Eigenfaces

Given a set of data points (or vectors), find a "good" basis for them.

Here we have a collection of digital photographs, each has 374 x 486 pixels. They are in color, so each pixel actually has a red value, a green value and a blue value. That means that each digital photograph has 374 x 486 x 3 = 545,292 numbers (that is the dimension of our "face space").

Find the mean:

To find the basis, we first compute the mean of the data.
Here is the result. For fun, we computed the Male mean and the Female mean separately, then we also show the overall mean.

Find the basis vectors

The basis vectors are orthonormal (the coloring is from a re-scaling/rounding of the values to be integers between 0 and 255).
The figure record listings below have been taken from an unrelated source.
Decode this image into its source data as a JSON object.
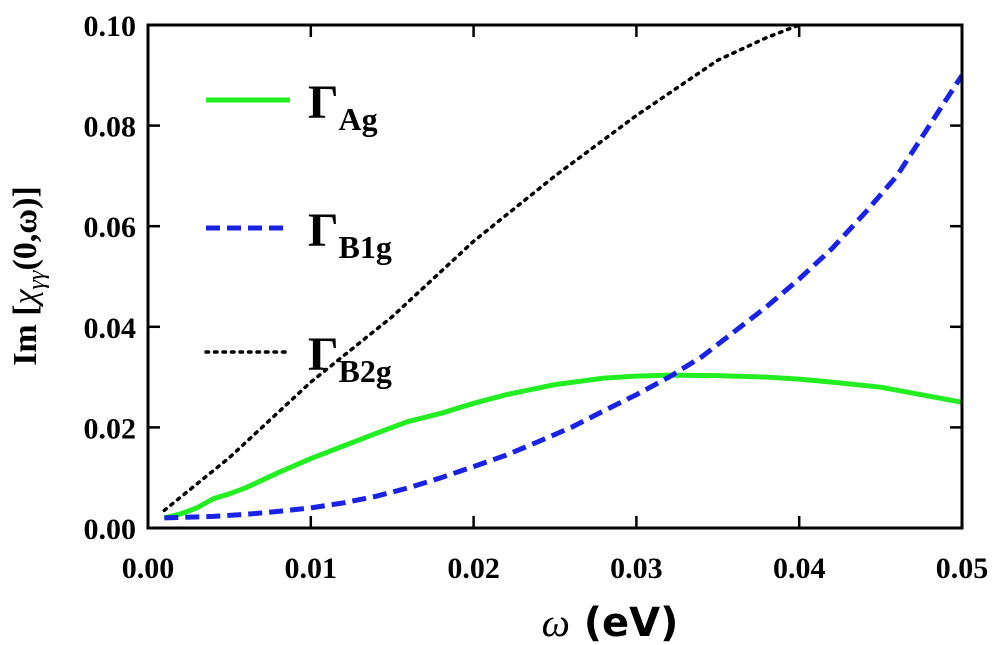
{
  "chart_data": {
    "type": "line",
    "title": "",
    "xlabel": {
      "symbol": "ω",
      "unit": " (eV)"
    },
    "ylabel": {
      "prefix": "Im [",
      "symbol": "χ",
      "subscript": "γγ",
      "suffix": "(0,ω)]"
    },
    "xlim": [
      0,
      0.05
    ],
    "ylim": [
      0,
      0.1
    ],
    "xticks": [
      0,
      0.01,
      0.02,
      0.03,
      0.04,
      0.05
    ],
    "xtick_labels": [
      "0.00",
      "0.01",
      "0.02",
      "0.03",
      "0.04",
      "0.05"
    ],
    "yticks": [
      0,
      0.02,
      0.04,
      0.06,
      0.08,
      0.1
    ],
    "ytick_labels": [
      "0.00",
      "0.02",
      "0.04",
      "0.06",
      "0.08",
      "0.10"
    ],
    "legend_position": "upper-left",
    "series": [
      {
        "name": "Γ_Ag",
        "label_main": "Γ",
        "label_sub": "Ag",
        "color": "#22ee22",
        "style": "solid",
        "x": [
          0.001,
          0.002,
          0.003,
          0.004,
          0.005,
          0.006,
          0.008,
          0.01,
          0.012,
          0.014,
          0.016,
          0.018,
          0.02,
          0.022,
          0.025,
          0.028,
          0.03,
          0.032,
          0.035,
          0.038,
          0.04,
          0.042,
          0.045,
          0.048,
          0.05
        ],
        "y": [
          0.002,
          0.0028,
          0.004,
          0.0058,
          0.0068,
          0.008,
          0.011,
          0.0138,
          0.0163,
          0.0188,
          0.0212,
          0.0228,
          0.0248,
          0.0265,
          0.0285,
          0.0298,
          0.0302,
          0.0304,
          0.0303,
          0.03,
          0.0296,
          0.029,
          0.028,
          0.0262,
          0.025
        ]
      },
      {
        "name": "Γ_B1g",
        "label_main": "Γ",
        "label_sub": "B1g",
        "color": "#1a22e6",
        "style": "dashed",
        "x": [
          0.001,
          0.004,
          0.006,
          0.008,
          0.01,
          0.012,
          0.014,
          0.016,
          0.018,
          0.02,
          0.022,
          0.024,
          0.026,
          0.028,
          0.03,
          0.032,
          0.034,
          0.036,
          0.038,
          0.04,
          0.042,
          0.044,
          0.046,
          0.048,
          0.05
        ],
        "y": [
          0.002,
          0.0023,
          0.0027,
          0.0033,
          0.004,
          0.005,
          0.0063,
          0.008,
          0.01,
          0.0122,
          0.0145,
          0.0172,
          0.02,
          0.0233,
          0.0265,
          0.03,
          0.034,
          0.039,
          0.044,
          0.0495,
          0.0555,
          0.0625,
          0.07,
          0.08,
          0.09
        ]
      },
      {
        "name": "Γ_B2g",
        "label_main": "Γ",
        "label_sub": "B2g",
        "color": "#000000",
        "style": "dotted",
        "x": [
          0.001,
          0.005,
          0.01,
          0.015,
          0.02,
          0.025,
          0.03,
          0.035,
          0.038,
          0.04
        ],
        "y": [
          0.0035,
          0.014,
          0.029,
          0.042,
          0.057,
          0.07,
          0.082,
          0.093,
          0.0975,
          0.1
        ]
      }
    ]
  }
}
It is equally likely that a particular photo would use either the positive of the vector or the negative.
Multiplication by -1 is the same as taking the photographic negative. However, as we see below, it is hard to tell what features are being represented by either a positive or negative.
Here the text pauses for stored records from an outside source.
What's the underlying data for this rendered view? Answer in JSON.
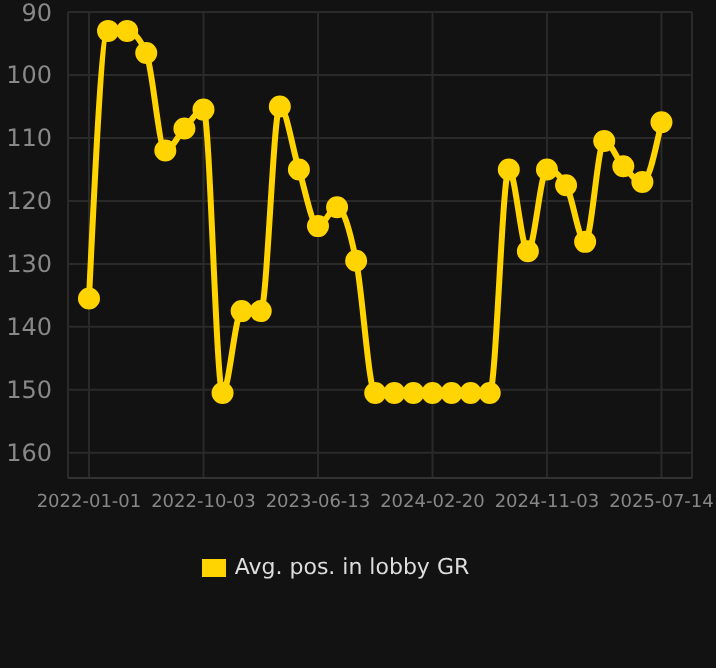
{
  "chart_data": {
    "type": "line",
    "categories": [
      "2022-01-01",
      null,
      null,
      null,
      null,
      null,
      "2022-10-03",
      null,
      null,
      null,
      null,
      null,
      "2023-06-13",
      null,
      null,
      null,
      null,
      null,
      "2024-02-20",
      null,
      null,
      null,
      null,
      null,
      "2024-11-03",
      null,
      null,
      null,
      null,
      null,
      "2025-07-14"
    ],
    "series": [
      {
        "name": "Avg. pos. in lobby GR",
        "color": "#ffd400",
        "values": [
          135.5,
          93,
          93,
          96.5,
          112,
          108.5,
          105.5,
          150.5,
          137.5,
          137.5,
          105,
          115,
          124,
          121,
          129.5,
          150.5,
          150.5,
          150.5,
          150.5,
          150.5,
          150.5,
          150.5,
          115,
          128,
          115,
          117.5,
          126.5,
          110.5,
          114.5,
          117,
          107.5
        ]
      }
    ],
    "ylim": [
      164,
      90
    ],
    "yticks": [
      90,
      100,
      110,
      120,
      130,
      140,
      150,
      160
    ],
    "grid": true,
    "legend": "bottom",
    "marker": "circle",
    "line_style": "solid"
  }
}
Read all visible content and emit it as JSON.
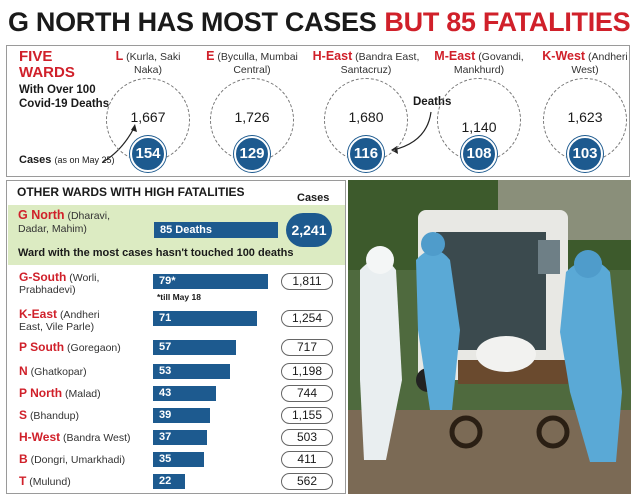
{
  "headline": {
    "part1": "G NORTH HAS MOST CASES",
    "part2": "BUT 85 FATALITIES"
  },
  "five_wards": {
    "title_line1": "FIVE",
    "title_line2": "WARDS",
    "subtitle": "With Over 100 Covid-19 Deaths",
    "cases_label": "Cases",
    "cases_note": "(as on May 25)",
    "deaths_label": "Deaths"
  },
  "other_wards": {
    "title": "OTHER WARDS WITH HIGH FATALITIES",
    "cases_header": "Cases",
    "highlight_note": "Ward with the most cases hasn't touched 100 deaths",
    "footnote": "*till May 18"
  },
  "chart_data": [
    {
      "type": "bubble",
      "categories": [
        "L",
        "E",
        "H-East",
        "M-East",
        "K-West"
      ],
      "areas": [
        "(Kurla, Saki Naka)",
        "(Byculla, Mumbai Central)",
        "(Bandra East, Santacruz)",
        "(Govandi, Mankhurd)",
        "(Andheri West)"
      ],
      "series": [
        {
          "name": "Cases",
          "values": [
            1667,
            1726,
            1680,
            1140,
            1623
          ],
          "labels": [
            "1,667",
            "1,726",
            "1,680",
            "1,140",
            "1,623"
          ]
        },
        {
          "name": "Deaths",
          "values": [
            154,
            129,
            116,
            108,
            103
          ]
        }
      ]
    },
    {
      "type": "bar",
      "orientation": "horizontal",
      "categories": [
        "G North",
        "G-South",
        "K-East",
        "P South",
        "N",
        "P North",
        "S",
        "H-West",
        "B",
        "T"
      ],
      "areas": [
        "(Dharavi, Dadar, Mahim)",
        "(Worli, Prabhadevi)",
        "(Andheri East, Vile Parle)",
        "(Goregaon)",
        "(Ghatkopar)",
        "(Malad)",
        "(Bhandup)",
        "(Bandra West)",
        "(Dongri, Umarkhadi)",
        "(Mulund)"
      ],
      "series": [
        {
          "name": "Deaths",
          "values": [
            85,
            79,
            71,
            57,
            53,
            43,
            39,
            37,
            35,
            22
          ],
          "labels": [
            "85 Deaths",
            "79*",
            "71",
            "57",
            "53",
            "43",
            "39",
            "37",
            "35",
            "22"
          ]
        },
        {
          "name": "Cases",
          "values": [
            2241,
            1811,
            1254,
            717,
            1198,
            744,
            1155,
            503,
            411,
            562
          ],
          "labels": [
            "2,241",
            "1,811",
            "1,254",
            "717",
            "1,198",
            "744",
            "1,155",
            "503",
            "411",
            "562"
          ]
        }
      ]
    }
  ],
  "colors": {
    "accent_red": "#d0202a",
    "bar_blue": "#1d5a8f",
    "highlight_green": "#dcebc2"
  },
  "photo": {
    "icon": "ambulance-ppe-workers-photo"
  }
}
Here are the basis vectors. Since they are also eigenvectors, they have been called "Eigenfaces". While it is tempting to "see" individuals in these pictures, each basis vector is actually a composite of all of you.

Write each face in terms of the eigenfaces

Here we show the result of using a partial basis to reconstruct each of your photos. That is, after you click on the link below, find your face and click on your photo. You will be taken to a page of partial reconstructions. The first photo is the mean plus one basis vector. The next photo is the mean plus two basis vectors, and so on.

Click Here to See Individual Faces. Click on a face to see its partial reconstruction.

What you should see:

The basis vectors are in a particular order. They should fill in your "big" features first, and as more and more basis vectors are added, finer and finer features should come into focus.
Think of the partial reconstructions as the (orthogonal) projection of each face into a subspace of face space, as defined by the orthonormal "eigenfaces".